A cybersecurity audit is a formal review of whether security controls exist, work as intended, and can be proven effective under testing. In practice, it checks access, logging, patching, and response behaviour rather than relying on policy documentation alone.
Expanded Definition
A cybersecurity audit is a structured proof exercise: it asks whether security controls are present, whether they operate consistently, and whether evidence can substantiate that claim. In NHI environments, that means examining service accounts, API keys, secrets storage, logging, rotation, and response paths rather than accepting policy language at face value. The most useful audit scope often extends beyond traditional IT assets into automation, CI/CD, and machine-to-machine access where NHIs accumulate quickly. This is especially important because the Ultimate Guide to NHIs — Regulatory and Audit Perspectives frames auditability as a governance requirement, not a paperwork exercise, while NIST Cybersecurity Framework 2.0 treats evidence-backed control verification as part of mature security outcomes. Definitions vary across vendors on how broad an audit should be, but no single standard governs NHI-specific audit depth yet.
The most common misapplication is treating a compliance checklist as a cybersecurity audit, which occurs when teams verify documentation but do not test actual control behavior.
Examples and Use Cases
Implementing cybersecurity audits rigorously often introduces operational friction, requiring organisations to weigh stronger assurance against the time and disruption needed to collect evidence, test controls, and remediate gaps.
- Auditing whether service account permissions match current job function, especially where privileged access has expanded without review, as highlighted in the Top 10 NHI Issues.
- Testing whether secrets rotation actually occurs on schedule, not just whether a rotation policy exists, using the lifecycle approach described in the NHI Lifecycle Management Guide.
- Reviewing log coverage for API key use and failed automation calls, then comparing those records to expected baselines and the monitoring guidance in CISA cyber threat advisories.
- Checking whether third-party OAuth connections can be enumerated and justified, a recurring issue in the State of Non-Human Identity Security.
- Verifying incident response readiness for machine identities by simulating token compromise and confirming that revocation, containment, and notification steps are executable.
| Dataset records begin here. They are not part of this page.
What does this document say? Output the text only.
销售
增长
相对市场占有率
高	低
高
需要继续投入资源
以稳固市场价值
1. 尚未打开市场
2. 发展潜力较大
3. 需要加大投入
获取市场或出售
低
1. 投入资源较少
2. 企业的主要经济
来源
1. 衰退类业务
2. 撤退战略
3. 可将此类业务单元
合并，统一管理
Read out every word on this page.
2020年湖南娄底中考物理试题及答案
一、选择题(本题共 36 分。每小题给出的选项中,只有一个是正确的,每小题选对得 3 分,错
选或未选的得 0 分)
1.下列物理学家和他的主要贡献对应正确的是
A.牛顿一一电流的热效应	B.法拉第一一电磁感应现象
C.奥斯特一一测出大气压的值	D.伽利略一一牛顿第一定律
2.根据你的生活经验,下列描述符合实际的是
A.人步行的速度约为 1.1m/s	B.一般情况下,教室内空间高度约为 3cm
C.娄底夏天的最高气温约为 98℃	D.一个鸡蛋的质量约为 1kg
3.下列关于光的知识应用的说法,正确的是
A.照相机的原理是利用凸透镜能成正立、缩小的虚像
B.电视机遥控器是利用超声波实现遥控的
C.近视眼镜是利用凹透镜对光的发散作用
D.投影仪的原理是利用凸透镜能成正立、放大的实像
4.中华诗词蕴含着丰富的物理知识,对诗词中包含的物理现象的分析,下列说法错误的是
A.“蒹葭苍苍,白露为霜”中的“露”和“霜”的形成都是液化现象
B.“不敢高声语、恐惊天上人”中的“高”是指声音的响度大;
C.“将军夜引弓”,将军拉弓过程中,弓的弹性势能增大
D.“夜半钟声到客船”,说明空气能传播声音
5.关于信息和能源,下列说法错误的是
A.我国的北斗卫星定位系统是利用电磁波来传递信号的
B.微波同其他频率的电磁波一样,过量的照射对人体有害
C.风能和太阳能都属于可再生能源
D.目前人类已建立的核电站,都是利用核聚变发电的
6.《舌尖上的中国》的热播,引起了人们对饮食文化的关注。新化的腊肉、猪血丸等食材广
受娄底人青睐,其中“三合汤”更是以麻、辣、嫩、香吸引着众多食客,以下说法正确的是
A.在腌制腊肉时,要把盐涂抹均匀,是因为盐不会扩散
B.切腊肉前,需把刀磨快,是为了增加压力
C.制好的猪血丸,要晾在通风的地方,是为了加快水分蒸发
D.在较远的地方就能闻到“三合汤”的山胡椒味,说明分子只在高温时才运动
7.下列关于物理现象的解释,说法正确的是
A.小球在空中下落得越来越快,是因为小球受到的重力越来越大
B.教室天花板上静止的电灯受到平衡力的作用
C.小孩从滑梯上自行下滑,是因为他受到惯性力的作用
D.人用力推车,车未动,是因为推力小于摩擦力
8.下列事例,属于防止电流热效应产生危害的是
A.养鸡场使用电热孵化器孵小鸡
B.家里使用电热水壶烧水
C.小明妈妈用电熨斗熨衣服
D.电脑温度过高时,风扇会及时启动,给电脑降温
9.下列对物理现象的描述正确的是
Why It Matters in NHI Security
Cybersecurity audits matter because NHI failures are often invisible until they become incidents. NHIMG research shows that only 1.5 out of 10 organisations are highly confident in securing NHIs, and that lack of credential rotation, weak monitoring, and over-privileged accounts are leading causes of compromise. A strong audit process exposes whether controls are merely documented or actually effective, which is crucial when 96% of organisations store secrets outside secrets managers and 79% have experienced secrets leaks. In practice, audits also help establish whether governance can keep pace with modern automation, third-party integrations, and machine-generated access paths. The same pressure is reflected in the 52 NHI Breaches Analysis and the broader Ultimate Guide to NHIs — Key Challenges and Risks, where audit gaps repeatedly appear alongside credential leakage and poor lifecycle control. Organisations typically encounter the need for a cybersecurity audit only after a breach, a failed compliance review, or a failed incident response, at which point audit evidence becomes operationally unavoidable to produce.
Standards & Framework Alignment
This section maps relevant standards and security frameworks to the operational risks and controls described in this guidance.
OWASP Non-Human Identity Top 10 address the attack and risk surface, while NIST CSF 2.0 and NIST AI RMF set the governance and control requirements practitioners need to meet.
| Framework | Control / Reference | Relevance |
|---|---|---|
| NIST CSF 2.0 | GV.RM-06 | Cyber audits provide evidence for governance, risk, and control effectiveness under CSF 2.0. |
| OWASP Non-Human Identity Top 10 | NHI-02 | Audit scope maps to secret handling, rotation, and exposure controls for NHIs. |
| NIST AI RMF | AI RMF emphasizes measurable, documented assurance for automated and AI-enabled systems. |
Use audit findings to verify control performance and drive remediation across the CSF risk lifecycle.